Data Scientists in Reserving
An apparently simple solution to the lack of ML expertise and resources, as well as the lack of time to develop these resources, in reserving teams is to hire, or second, data science resource into the team. However, this is not currently common practice for a number of reasons, which are listed below:
All of these are issues that can be resolved, but many companies would prefer to train their own resources. This is also a valid option for many companies, particularly those without specific data science resource available. However, referring back to the Resources Catch-22, the issue among management when it comes to developing this resource is often one of expertise.
What Can Be Done?
As previously stated, one of the goals of this working party is to improve the availability of machine learning resources, and to create applicable machine learning resources for reserving actuaries to make use of. Therefore, some of the issues present within the Catch-22 will be addressed, at least with regards to the availability of applicable ML resources.
Once these resources are available, there is the issue of what can be done to ensure that methods pioneered by the working party are adopted by reserving actuaries.
- Time will need to be made available for actuaries to do this, whether this is through:
- The introduction of modelling projects on company time…
- …or within the actuaries’ own time
- For example:
- Through regular research meetings or presentations…
- …or setting aside time for research and team development in times where resources are less pressured.
There is also the possibility of recruiting resource into the team via external means.
It is worthwhile stating at this point that not all companies have data science resource available, or the wherewithal to recruit specific data science resource.
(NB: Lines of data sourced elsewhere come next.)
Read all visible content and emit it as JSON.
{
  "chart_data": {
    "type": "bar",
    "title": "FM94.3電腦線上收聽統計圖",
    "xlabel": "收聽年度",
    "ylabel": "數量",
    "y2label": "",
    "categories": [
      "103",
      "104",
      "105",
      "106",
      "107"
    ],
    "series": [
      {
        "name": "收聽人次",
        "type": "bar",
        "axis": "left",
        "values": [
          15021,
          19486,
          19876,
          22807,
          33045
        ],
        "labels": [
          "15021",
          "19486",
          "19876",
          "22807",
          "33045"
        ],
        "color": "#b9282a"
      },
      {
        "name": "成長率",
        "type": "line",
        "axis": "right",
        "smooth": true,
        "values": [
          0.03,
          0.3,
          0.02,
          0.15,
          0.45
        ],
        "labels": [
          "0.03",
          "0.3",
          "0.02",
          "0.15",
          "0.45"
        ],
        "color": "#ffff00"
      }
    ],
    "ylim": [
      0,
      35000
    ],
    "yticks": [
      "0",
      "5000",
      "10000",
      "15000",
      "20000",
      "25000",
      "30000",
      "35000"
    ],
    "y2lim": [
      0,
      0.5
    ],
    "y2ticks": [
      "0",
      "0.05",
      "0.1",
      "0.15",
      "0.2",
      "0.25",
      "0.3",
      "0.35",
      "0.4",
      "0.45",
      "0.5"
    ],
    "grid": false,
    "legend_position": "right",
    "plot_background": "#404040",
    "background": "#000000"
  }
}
However, if this resource is available, requests can often be made for this resource to be shared for certain purposes – for example:
- Resource can often be negotiated for a specific project, or specific purpose
- If not, there is potential for resource to be made available on secondment, or for external consulting resource to be brought in.
Recruiting data science resource specifically into reserving teams can be difficult. There are many barriers to recruiting this resource directly into reserving teams. While there are certainly firms in the market that are doing this, it can often be difficult to:
- Navigate management barriers to recruiting data scientists into actuarial teams
- Tailor job descriptions so that skills are sufficiently relevant to data scientists and will not disincentivise them from applying for these roles
- Aid management to make the best use of these resources.
The wider topic of recruiting data scientists into reserving teams is likely better to be the subject of a longer article, and so will not be fully discussed here. However, it is important to note that this is often an issue, and one that should be solved if teams wish to employ hybrid resource in the future.